Al otro lado de la misma, un campo servía de pasto para las vacas y una alambrada flanqueaba el camino hacia el mar. El sendero que recorrieron estaba embarrado y desnivelado, con surcos profundos hechos por las ruedas de un tractor. Al final del campo había otro, separado del primero por otra alambrada y al que se accedía por otra puerta de control. Al final, caminaron como mínimo ochocientos metros o más y vieron que su destino era el sendero de la costa suroccidental, que cruzaba el segundo campo a gran altura sobre el agua.

Aquí el viento soplaba con fiereza, procedente del mar en ráfagas continuas. En ellas, las aves marinas subían y bajaban. Las gaviotas tridáctidas chillaban. Las gaviotas argénteas contestaban. Un cormorán verde solitario salió disparado de la pared del acantilado mientras más adelante Jago Reeth se acercaba al borde. El ave descendió en picado, volvió a ascender y empezó a volar en círculos. Buscaba presas en las aguas turbulentas, pensó Bea.

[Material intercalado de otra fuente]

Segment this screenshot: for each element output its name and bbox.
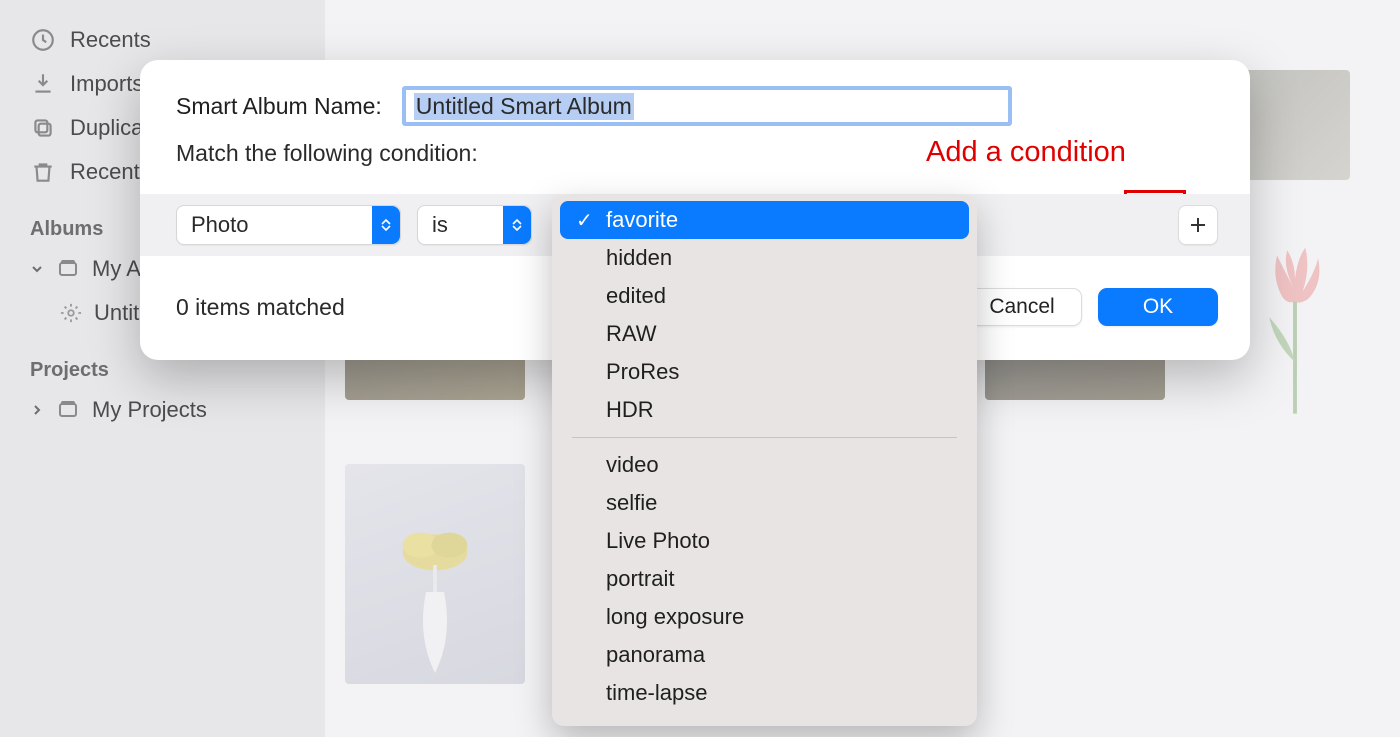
stepper-icon xyxy=(372,206,400,244)
cancel-button[interactable]: Cancel xyxy=(962,288,1082,326)
ok-button[interactable]: OK xyxy=(1098,288,1218,326)
dropdown-item-raw[interactable]: RAW xyxy=(552,315,977,353)
sidebar-item-my-projects[interactable]: My Projects xyxy=(30,388,311,432)
sidebar-item-label: Recents xyxy=(70,27,151,53)
name-label: Smart Album Name: xyxy=(176,93,382,120)
condition-operator-select[interactable]: is xyxy=(417,205,532,245)
match-label: Match the following condition: xyxy=(176,140,478,166)
duplicate-icon xyxy=(30,115,56,141)
dropdown-item-edited[interactable]: edited xyxy=(552,277,977,315)
dropdown-item-label: edited xyxy=(606,283,666,309)
sidebar-item-label: My Projects xyxy=(92,397,207,423)
sidebar-item-label: Imports xyxy=(70,71,143,97)
stepper-icon xyxy=(503,206,531,244)
button-label: OK xyxy=(1143,295,1173,319)
smart-album-name-input[interactable]: Untitled Smart Album xyxy=(402,86,1012,126)
button-label: Cancel xyxy=(989,295,1054,319)
sidebar-item-recents[interactable]: Recents xyxy=(30,18,311,62)
chevron-right-icon xyxy=(30,403,44,417)
plus-icon xyxy=(1189,216,1207,234)
dropdown-item-label: Live Photo xyxy=(606,528,710,554)
dropdown-item-hidden[interactable]: hidden xyxy=(552,239,977,277)
dropdown-item-label: RAW xyxy=(606,321,657,347)
dropdown-item-label: time-lapse xyxy=(606,680,707,706)
dropdown-item-label: portrait xyxy=(606,566,674,592)
app-root: Recents Imports Duplicates Recently Dele… xyxy=(0,0,1400,737)
annotation-text: Add a condition xyxy=(926,136,1126,169)
dropdown-item-selfie[interactable]: selfie xyxy=(552,484,977,522)
dropdown-item-label: favorite xyxy=(606,207,678,233)
dropdown-item-live-photo[interactable]: Live Photo xyxy=(552,522,977,560)
dropdown-item-portrait[interactable]: portrait xyxy=(552,560,977,598)
dropdown-item-prores[interactable]: ProRes xyxy=(552,353,977,391)
dropdown-item-time-lapse[interactable]: time-lapse xyxy=(552,674,977,712)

Se dirigieron hacia el sur por el sendero de la costa, pero al cabo de unos veinte metros, una apertura en las aulagas que crecían entre el camino y la perdición señalaba unos peldaños de piedra empinados. Aquél era su destino, vio Bea. Jago Reeth los bajó y desapareció.

– Esperen aquí -dijo Bea a sus acompañantes, y fue a ver adonde conducían los escalones de piedra. Creía que serían un modo de llegar a la playa, que estaba a unos sesenta metros de la cima del acantilado y pensaba decirle a Jago Reeth que no tenía ninguna intención de arriesgar su vida, la de Havers y la de Ben Kerne por seguirle por una ruta peligrosa hacia el agua. Pero vio que sólo había quince escalones y que terminaban en otro sendero, éste estrecho y flanqueado densamente de aulagas y juncias. También se dirigía al sur, pero no a lo largo de muchos metros. Acababa en una cabaña antigua construida en parte en la pared del acantilado que tenía detrás. Jago Reeth, vio Bea, había llegado a la puerta de la cabaña y la había abierto. El hombre la vio en los peldaños, pero no hizo ningún gesto. Sus ojos se encontraron brevemente antes de que se agachara para entrar en la vieja estructura.

Bea regresó a la cima del acantilado. Habló por encima del sonido del viento, el mar y las gaviotas.

– Está justo aquí abajo, en la cabaña. Podría tener algo escondido dentro, así que iré a mirar primero. Pueden esperar en el sendero, pero no se acerquen hasta que yo se lo diga.

Bajó los peldaños y recorrió el sendero, las aulagas rozaron las perneras de sus pantalones. Llegó a la cabaña y descubrió que Jago sí se había preparado para este momento. No con armas, sin embargo. Él u otra persona había acondicionado el lugar con anterioridad con un fogón, una jarra de agua y una caja pequeña de provisiones. Por increíble que pareciera, el hombre estaba haciendo té.

La cabaña estaba hecha con maderos de los muchos barcos que habían naufragado en aquella costa a lo largo de los siglos. Era sencilla, con un banco que recorría tres de los lados y el suelo de piedra desnivelado. Durante todo el tiempo que llevaba allí, la gente había grabado sus iniciales en las paredes, de manera que ahora parecían una piedra Rosetta de madera, escrita, sin embargo, en un lenguaje comprensible al instante que hablaba tanto de amantes como de personas cuya insignificancia interna les impulsaba a buscar una forma de expresión externa -cualquiera de ellas- que otorgara un significado a su existencia.